Saturday, September 21, 2024

LEMON IDLI

INGREDIENTS:
2 teaspoon vegetable oil
1/2 teaspoon split urad dal
1/4 teaspoon mustard seeds
1/4 teaspoon cumin seeds
2 dried red chillies
1/2 inch piece ginger, chopped
1 sprig curry leaves, chopped
2 green chillies, finely chopped
3/4 cup onion, finely chopped
1/2 teaspoon salt
1/4 teaspoon turmeric powder
1 pinch asafoetida
20 button idlis
2 sprigs coriander leaves, chopped
1 teaspoon ghee
½ of a lime or lemon, juiced

INSTRUCTIONS:
Grease the idli plates with a small amount of oil and pour the idli batter into the moulds. Steam for 6-7 minutes until a knife inserted comes out clean. Remove the plates from heat and set them aside to cool.
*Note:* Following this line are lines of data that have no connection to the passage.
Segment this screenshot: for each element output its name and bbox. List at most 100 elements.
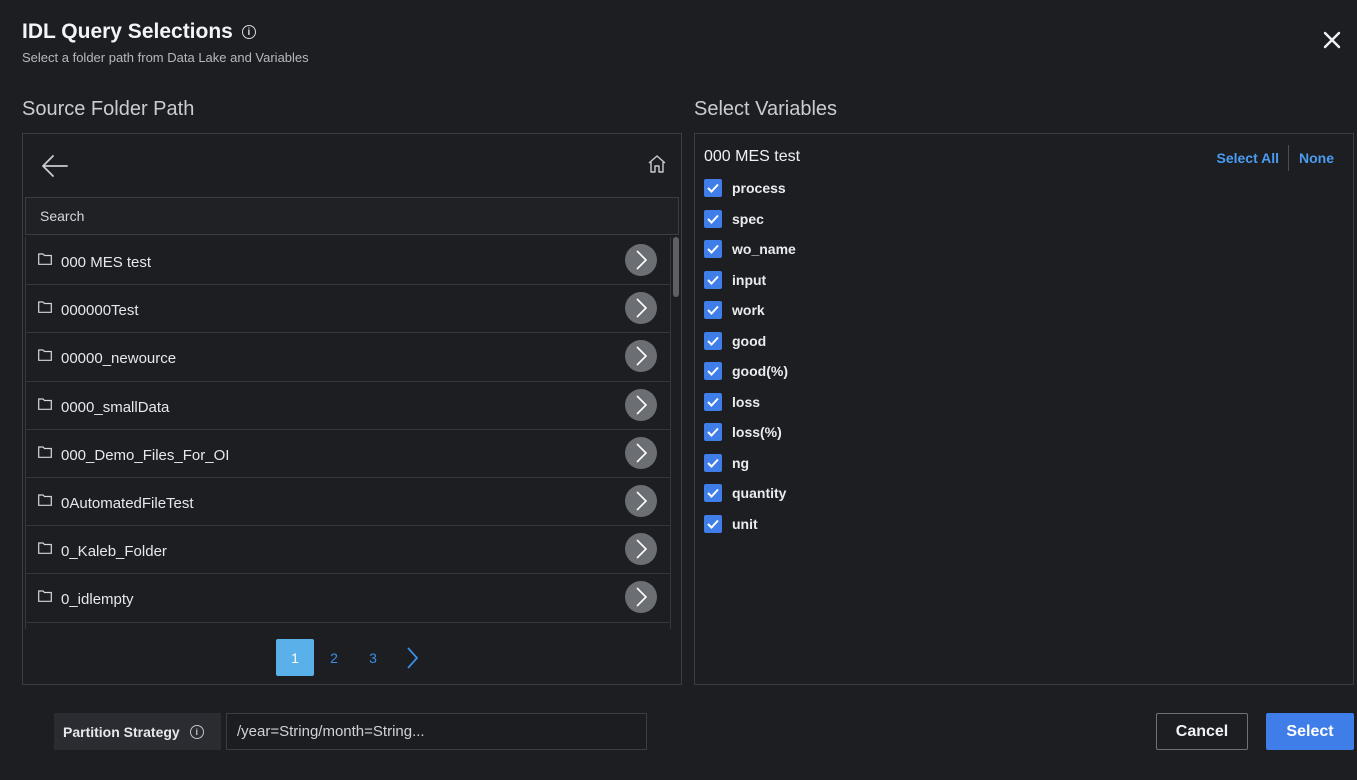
variable-label: work — [732, 302, 765, 319]
checkbox[interactable] — [704, 362, 722, 381]
open-folder-button[interactable] — [625, 533, 657, 566]
partition-strategy-input[interactable] — [226, 713, 647, 750]
variable-list: process spec wo_name input work good goo… — [704, 173, 796, 539]
divider — [1288, 145, 1289, 171]
open-folder-button[interactable] — [625, 388, 657, 421]
checkbox[interactable] — [704, 209, 722, 228]
folder-row[interactable]: 00000_newource — [25, 333, 671, 382]
select-variables-title: Select Variables — [694, 98, 838, 120]
check-icon — [707, 428, 719, 438]
select-button[interactable]: Select — [1266, 713, 1354, 750]
open-folder-button[interactable] — [625, 581, 657, 614]
back-button[interactable] — [39, 152, 71, 180]
check-icon — [707, 458, 719, 468]
variable-item[interactable]: wo_name — [704, 234, 796, 265]
folder-row[interactable]: 0_idlempty — [25, 574, 671, 623]
folder-row[interactable]: 0AutomatedFileTest — [25, 477, 671, 527]
checkbox[interactable] — [704, 423, 722, 442]
page-3-button[interactable]: 3 — [354, 639, 392, 676]
folder-label: 0000_smallData — [61, 398, 170, 416]
open-folder-button[interactable] — [625, 340, 657, 373]
folder-icon — [38, 494, 52, 506]
folder-label: 0_idlempty — [61, 591, 134, 609]
folder-row[interactable]: 000000Test — [25, 285, 671, 334]
checkbox[interactable] — [704, 301, 722, 320]
next-page-button[interactable] — [393, 639, 431, 676]
select-all-link[interactable]: Select All — [1216, 150, 1279, 166]
folder-label: 0AutomatedFileTest — [61, 494, 194, 512]
folder-icon — [38, 590, 52, 603]
idl-query-dialog: IDL Query Selections i Select a folder p… — [0, 0, 1357, 780]
variable-label: loss(%) — [732, 424, 782, 441]
variable-item[interactable]: unit — [704, 509, 796, 540]
check-icon — [707, 489, 719, 499]
variable-label: spec — [732, 210, 764, 227]
select-none-link[interactable]: None — [1299, 150, 1334, 166]
search-input[interactable] — [25, 197, 679, 235]
checkbox[interactable] — [704, 270, 722, 289]
open-folder-button[interactable] — [625, 436, 657, 469]
variable-item[interactable]: input — [704, 265, 796, 296]
open-folder-button[interactable] — [625, 244, 657, 276]
checkbox[interactable] — [704, 179, 722, 198]
close-icon — [1323, 31, 1341, 49]
checkbox[interactable] — [704, 453, 722, 472]
info-icon[interactable]: i — [189, 724, 204, 739]
checkbox[interactable] — [704, 392, 722, 411]
folder-icon — [38, 253, 52, 265]
folder-label: 000 MES test — [61, 254, 152, 271]
variable-item[interactable]: work — [704, 295, 796, 326]
folder-list-scrollbar[interactable] — [673, 237, 679, 297]
chevron-right-icon — [636, 298, 648, 318]
page-2-button[interactable]: 2 — [315, 639, 353, 676]
page-1-button[interactable]: 1 — [276, 639, 314, 676]
chevron-right-icon — [407, 646, 419, 669]
dialog-subtitle: Select a folder path from Data Lake and … — [22, 50, 309, 65]
partition-strategy-text: Partition Strategy — [63, 723, 180, 740]
selected-folder-name: 000 MES test — [704, 148, 801, 165]
checkbox[interactable] — [704, 514, 722, 533]
folder-label: 0_Kaleb_Folder — [61, 543, 167, 561]
cancel-button[interactable]: Cancel — [1156, 713, 1248, 750]
chevron-right-icon — [636, 250, 648, 270]
source-folder-title: Source Folder Path — [22, 98, 195, 120]
chevron-right-icon — [636, 346, 648, 366]
variable-label: good — [732, 332, 767, 349]
checkbox[interactable] — [704, 484, 722, 503]
check-icon — [707, 397, 719, 407]
check-icon — [707, 214, 719, 224]
variable-item[interactable]: ng — [704, 448, 796, 479]
close-button[interactable] — [1319, 27, 1345, 53]
variable-item[interactable]: quantity — [704, 478, 796, 509]
variable-item[interactable]: good(%) — [704, 356, 796, 387]
source-folder-panel: 000 MES test 000000Test 00000_newource 0… — [22, 133, 682, 685]
folder-row-partial[interactable] — [25, 622, 671, 629]
chevron-right-icon — [636, 443, 648, 463]
partition-strategy-label: Partition Strategy i — [54, 713, 221, 750]
folder-list: 000 MES test 000000Test 00000_newource 0… — [25, 237, 671, 629]
variable-item[interactable]: loss — [704, 387, 796, 418]
variable-item[interactable]: loss(%) — [704, 417, 796, 448]
chevron-right-icon — [636, 394, 648, 415]
variable-item[interactable]: spec — [704, 204, 796, 235]
open-folder-button[interactable] — [625, 292, 657, 325]
variable-label: process — [732, 180, 786, 197]
folder-row[interactable]: 0_Kaleb_Folder — [25, 526, 671, 575]
chevron-right-icon — [636, 587, 648, 607]
info-icon[interactable]: i — [241, 25, 256, 39]
dialog-title-text: IDL Query Selections — [22, 20, 233, 43]
open-folder-button[interactable] — [625, 484, 657, 517]
checkbox[interactable] — [704, 331, 722, 350]
folder-row[interactable]: 000_Demo_Files_For_OI — [25, 429, 671, 478]
home-button[interactable] — [647, 154, 667, 174]
check-icon — [707, 367, 719, 377]
variable-label: wo_name — [732, 241, 796, 258]
folder-row[interactable]: 000 MES test — [25, 237, 671, 286]
folder-label: 00000_newource — [61, 350, 177, 368]
variable-item[interactable]: process — [704, 173, 796, 204]
folder-row[interactable]: 0000_smallData — [25, 381, 671, 430]
variable-label: unit — [732, 515, 758, 532]
variable-item[interactable]: good — [704, 326, 796, 357]
checkbox[interactable] — [704, 240, 722, 259]
variable-label: good(%) — [732, 363, 788, 380]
In a pan, heat vegetable oil and add urad dal, mustard seeds, cumin seeds, dried red chilies, ginger, curry leaves, and green chilies. Allow the mustard seeds to crackle, then roast for a few seconds.
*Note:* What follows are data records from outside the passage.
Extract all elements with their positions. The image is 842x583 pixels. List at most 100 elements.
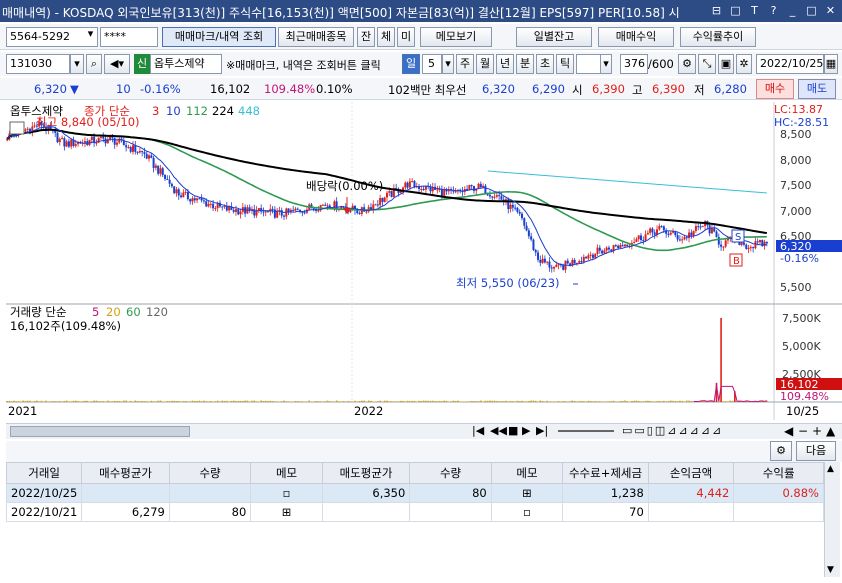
- dividend-annotation: 배당락(0.00%): [306, 179, 383, 193]
- cell-profit: [647, 502, 735, 522]
- tab-recent-stocks[interactable]: 최근매매종목: [278, 27, 354, 47]
- search-icon[interactable]: ⌕: [86, 54, 102, 74]
- zoom-out-icon[interactable]: −: [798, 424, 808, 438]
- memo-edit-icon[interactable]: ⊞: [250, 502, 323, 522]
- date-input[interactable]: 2022/10/25: [756, 54, 824, 74]
- period-minute-button[interactable]: 분: [516, 54, 534, 74]
- gear-icon[interactable]: ✲: [736, 54, 752, 74]
- period-week-button[interactable]: 주: [456, 54, 474, 74]
- grid-settings-icon[interactable]: ⚙: [770, 441, 792, 461]
- period-dropdown-icon[interactable]: ▾: [442, 54, 454, 74]
- scroll-up-icon[interactable]: ▲: [827, 464, 834, 474]
- filter-mi-button[interactable]: 미: [397, 27, 415, 47]
- col-fee-tax[interactable]: 수수료+제세금: [562, 462, 649, 484]
- period-year-button[interactable]: 년: [496, 54, 514, 74]
- scroll-down-icon[interactable]: ▼: [827, 565, 834, 575]
- x-label-2021: 2021: [8, 404, 37, 418]
- col-buy-memo[interactable]: 메모: [250, 462, 323, 484]
- candle-body: [701, 226, 704, 228]
- scroll-thumb[interactable]: [10, 426, 190, 437]
- volume-bar: [409, 401, 411, 402]
- col-return-rate[interactable]: 수익률: [733, 462, 824, 484]
- candle-body: [376, 204, 379, 206]
- stock-code-input[interactable]: 131030: [6, 54, 70, 74]
- zoom-slider[interactable]: [558, 430, 614, 432]
- table-row[interactable]: 2022/10/21 6,279 80 ⊞ ▫ 70: [5, 502, 824, 522]
- bar-count-input[interactable]: 376: [620, 54, 648, 74]
- memo-icon[interactable]: ▫: [490, 502, 564, 522]
- volume-bar: [647, 400, 649, 402]
- calendar-icon[interactable]: ▦: [824, 54, 838, 74]
- volume-bar: [729, 400, 732, 402]
- col-buy-avg[interactable]: 매수평균가: [81, 462, 170, 484]
- candle-body: [150, 155, 153, 158]
- volume-bar: [49, 401, 52, 402]
- table-scrollbar[interactable]: ▲ ▼: [824, 462, 840, 577]
- account-input[interactable]: 5564-5292: [6, 27, 96, 47]
- link-icon[interactable]: ⊟: [709, 3, 724, 18]
- zoom-in-icon[interactable]: +: [812, 424, 822, 438]
- minimize-icon[interactable]: _: [785, 3, 800, 18]
- daily-balance-button[interactable]: 일별잔고: [516, 27, 592, 47]
- scroll-start-icon[interactable]: |◀: [472, 424, 484, 437]
- password-input[interactable]: ****: [100, 27, 158, 47]
- candle-body: [692, 230, 695, 236]
- sell-button[interactable]: 매도: [798, 79, 836, 99]
- account-dropdown-icon[interactable]: ▾: [84, 27, 98, 47]
- price-chart[interactable]: 옵투스제약 종가 단순 3 10 112 224 448 최고 8,840 (0…: [6, 102, 842, 420]
- memo-marker-icon[interactable]: [9, 121, 25, 135]
- scroll-left-icon[interactable]: ◀: [784, 424, 793, 438]
- candle-body: [562, 264, 565, 270]
- volume-bar: [177, 400, 180, 402]
- best-bid: 6,320: [482, 82, 515, 96]
- col-buy-qty[interactable]: 수량: [168, 462, 252, 484]
- volume-bar: [8, 400, 11, 402]
- save-icon[interactable]: ▣: [718, 54, 734, 74]
- period-month-button[interactable]: 월: [476, 54, 494, 74]
- col-trade-date[interactable]: 거래일: [5, 462, 83, 484]
- chart-tool-icon[interactable]: ⤡: [698, 54, 716, 74]
- font-icon[interactable]: T: [747, 3, 762, 18]
- trade-profit-button[interactable]: 매매수익: [598, 27, 674, 47]
- scroll-next-icon[interactable]: ▶: [522, 424, 530, 437]
- buy-button[interactable]: 매수: [756, 79, 794, 99]
- memo-icon[interactable]: ▫: [250, 483, 323, 503]
- chart-tools-icons[interactable]: ▭▭▯◫⊿⊿⊿⊿⊿: [622, 424, 723, 437]
- scroll-prev-icon[interactable]: ◀◀: [490, 424, 507, 437]
- window-icon[interactable]: □: [728, 3, 743, 18]
- candle-body: [374, 204, 377, 206]
- memo-edit-icon[interactable]: ⊞: [490, 483, 564, 503]
- tick-dropdown-icon[interactable]: ▾: [600, 54, 612, 74]
- maximize-icon[interactable]: □: [804, 3, 819, 18]
- col-sell-avg[interactable]: 매도평균가: [321, 462, 411, 484]
- settings-icon[interactable]: ⚙: [678, 54, 696, 74]
- filter-jan-button[interactable]: 잔: [357, 27, 375, 47]
- table-row[interactable]: 2022/10/25 ▫ 6,350 80 ⊞ 1,238 4,442 0.88…: [5, 483, 824, 503]
- col-sell-qty[interactable]: 수량: [409, 462, 492, 484]
- help-icon[interactable]: ?: [766, 3, 781, 18]
- period-day-button[interactable]: 일: [402, 54, 420, 74]
- volume-bar: [109, 401, 111, 402]
- close-icon[interactable]: ✕: [823, 3, 838, 18]
- sound-icon[interactable]: ◀▾: [104, 54, 130, 74]
- volume-bar: [578, 401, 581, 402]
- period-value-input[interactable]: 5: [422, 54, 442, 74]
- scroll-end-icon[interactable]: ▶|: [536, 424, 548, 437]
- volume-bar: [651, 401, 654, 402]
- tab-trade-marks[interactable]: 매매마크/내역 조회: [162, 27, 276, 47]
- chart-scroll-bar[interactable]: |◀ ◀◀ ■ ▶ ▶| ▭▭▯◫⊿⊿⊿⊿⊿ ◀ − + ▲: [6, 423, 842, 439]
- memo-view-button[interactable]: 메모보기: [420, 27, 492, 47]
- volume-bar: [587, 400, 590, 402]
- code-dropdown-icon[interactable]: ▾: [70, 54, 84, 74]
- stop-icon[interactable]: ■: [508, 424, 518, 437]
- period-second-button[interactable]: 초: [536, 54, 554, 74]
- stock-name-field[interactable]: 옵투스제약: [150, 54, 222, 74]
- filter-che-button[interactable]: 체: [377, 27, 395, 47]
- scroll-up-icon[interactable]: ▲: [826, 424, 835, 438]
- return-trend-button[interactable]: 수익률추이: [680, 27, 756, 47]
- col-profit[interactable]: 손익금액: [647, 462, 735, 484]
- col-sell-memo[interactable]: 메모: [490, 462, 564, 484]
- period-tick-button[interactable]: 틱: [556, 54, 574, 74]
- next-button[interactable]: 다음: [796, 441, 836, 461]
- volume-bar: [102, 401, 105, 402]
Add finely chopped onions and sauté for a few minutes until they turn soft.
Sprinkle salt, turmeric powder, and asafoetida. Add the idlis and coriander leaves, and sauté for a few seconds to coat the idlis with the spices.
Drizzle some ghee and squeeze lime juice over the mixture. Turn off the flame and mix well to combine.
Avoid cooking for an extended period after adding lime juice, as it may result in a bitter taste.